Written by Anthony Moujaes
"Today there is reason to be glad this bill won't be considered by the Indiana legislature in 2013. But we also think it shouldn't be an issue going forward," Schuenemeyer said. "We support full marriage equality for all people in every state. The freedom to choose who we marry honors our pledge to justice and liberty for all."
Indiana lawmakers said they would wait until 2014 to revisit the issue, after the U.S. Supreme Court hears two cases this year on marriage equality, before they pushed forward with a proposed constitutional amendment. The state already has a law that does not recognize same-sex marriage.
UCC minister the Rev. Marie Siroky, president of Interfaith Coalition on Nondiscrimination in Indiana, sent lawmakers a letter signed by 230 Indiana clergy members to focus on more important issues and leave the decision on who to marry to each faith community. Siroky hopes the delay gives lawmakers a chance to reconsider their position.
"I would like to believe that those who pushed for the bill before are actually seeing in their constituency that a lot of people are in favor of not having this as an amendment and are much more tolerant of people's religious views, and those who want to enter a same-sex relationship," Siroky said.
The national opinion turned in favor of same-sex marriages in the last year, with voters from three states (Maine, Maryland and Washington) approving marriage equality referendums, and voters from a fourth (Minnesota) rejecting a proposed constitutional ban. There are nine states, along with Washington, D.C., that recognize same-sex marriages: Connecticut, Iowa, Maine, Maryland, Massachusetts, New Hampshire, New York, Vermont, and Washington.
The Supreme Court scheduled two marriage equality cases for late March on the constitutionality on the Defense of Marriage Act, a federal law limiting benefits to same-sex couples that are available to heterosexual couples, and California's Proposition 8, that state's law defining marriage as between one man and one woman. Those cases will likely have a ruling by late June.
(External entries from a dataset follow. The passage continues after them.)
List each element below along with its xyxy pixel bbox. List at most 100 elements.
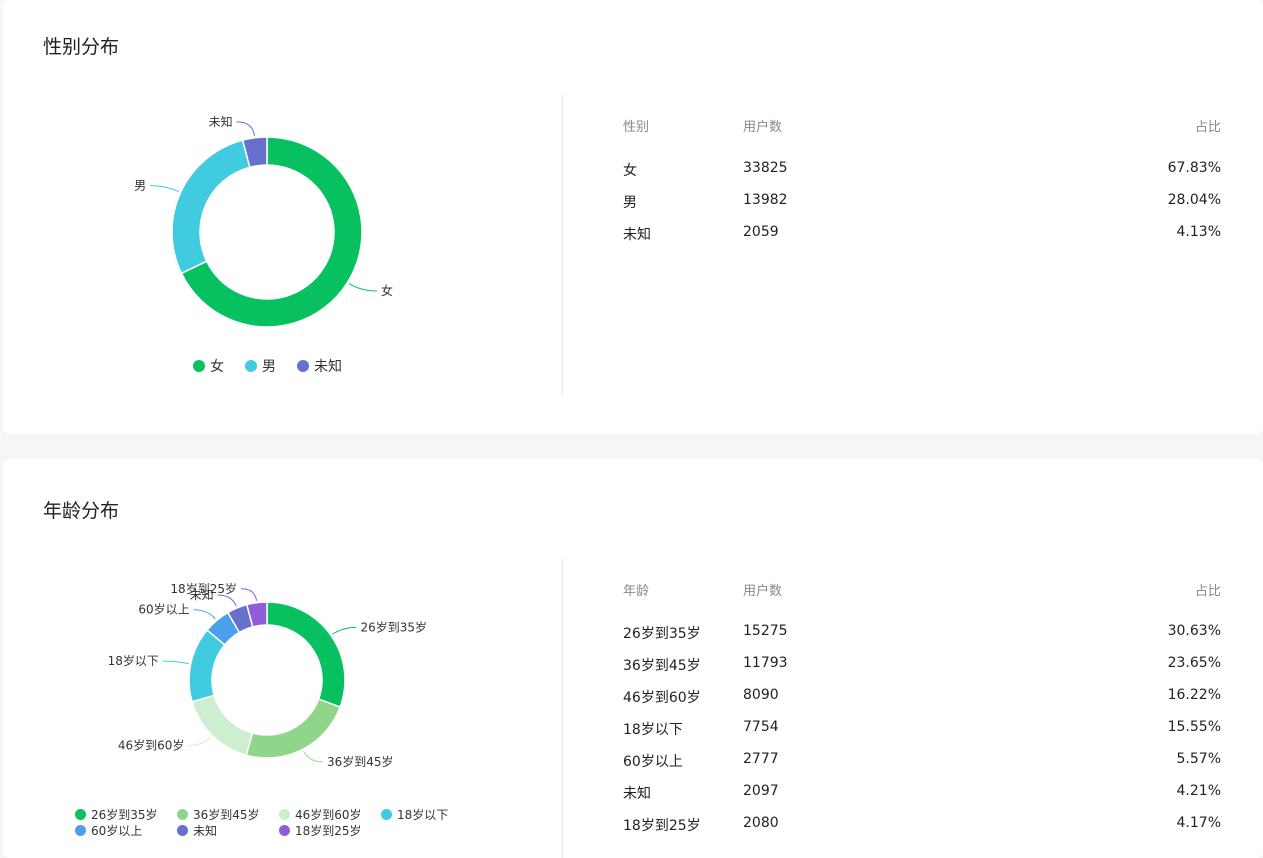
- section-divider: [562, 95, 563, 395]
- header-user-count: 用户数: [743, 120, 783, 135]
- header-percentage: 占比: [1194, 584, 1221, 599]
- donut-slice-2[interactable]: [191, 694, 254, 757]
- legend-item[interactable]: 18岁到25岁: [279, 822, 362, 839]
- slice-label-0: 26岁到35岁: [360, 619, 427, 634]
- row-label: 26岁到35岁: [623, 626, 701, 642]
- legend-item[interactable]: 36岁到45岁: [177, 806, 260, 823]
- legend-item[interactable]: 男: [245, 356, 276, 376]
- row-percentage: 28.04%: [1167, 192, 1221, 208]
- row-label: 未知: [623, 786, 651, 802]
- row-count: 7754: [743, 719, 779, 735]
- row-label: 18岁以下: [623, 722, 683, 738]
- gender-table-header: 性别 用户数 占比: [623, 116, 1221, 136]
- table-row: 60岁以上 2777 5.57%: [623, 751, 1221, 771]
- gender-donut-chart: 女 男 未知: [134, 115, 393, 328]
- row-label: 46岁到60岁: [623, 690, 701, 706]
- legend-label: 男: [262, 359, 276, 375]
- slice-label-3: 18岁以下: [108, 653, 159, 668]
- donut-slice-0[interactable]: [266, 601, 346, 708]
- row-count: 8090: [743, 687, 779, 703]
- table-row: 36岁到45岁 11793 23.65%: [623, 655, 1221, 675]
- legend-item[interactable]: 女: [193, 356, 224, 376]
- age-distribution-card: 年龄分布 26岁到35岁 36岁到45岁 46岁到60岁 18岁以下 60岁以上 未知 18…: [3, 459, 1263, 858]
- leader-line-3: [162, 660, 189, 665]
- row-percentage: 5.57%: [1176, 751, 1221, 767]
- slice-label-5: 未知: [190, 588, 214, 602]
- row-label: 36岁到45岁: [623, 658, 701, 674]
- legend-label: 18岁以下: [397, 808, 449, 822]
- leader-line-1: [150, 185, 180, 192]
- table-row: 18岁以下 7754 15.55%: [623, 719, 1221, 739]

Had the state legislature passed the measure, "we could find ourselves in the very inadvisable situation of having a matter on the ballot in 2014 that has been ruled unconstitutional and there is no means of removing it from the ballot," Indiana House Speaker Brian Bosma said.
Two advocates of marriage equality organizations in the state think time may help turn opinions in their favor. Rick Sutton, executive director of Indiana Equality Action said "a delay is by no means a win. But we believe we are headed in a better direction."
The president of FairTalk, Jean Capler, thinks the state's voters can defeat the proposal with more time because of the delay. "I fully believe we can [defeat the proposal] based on just basic Hoosier common sense and a sense of fairness," she said.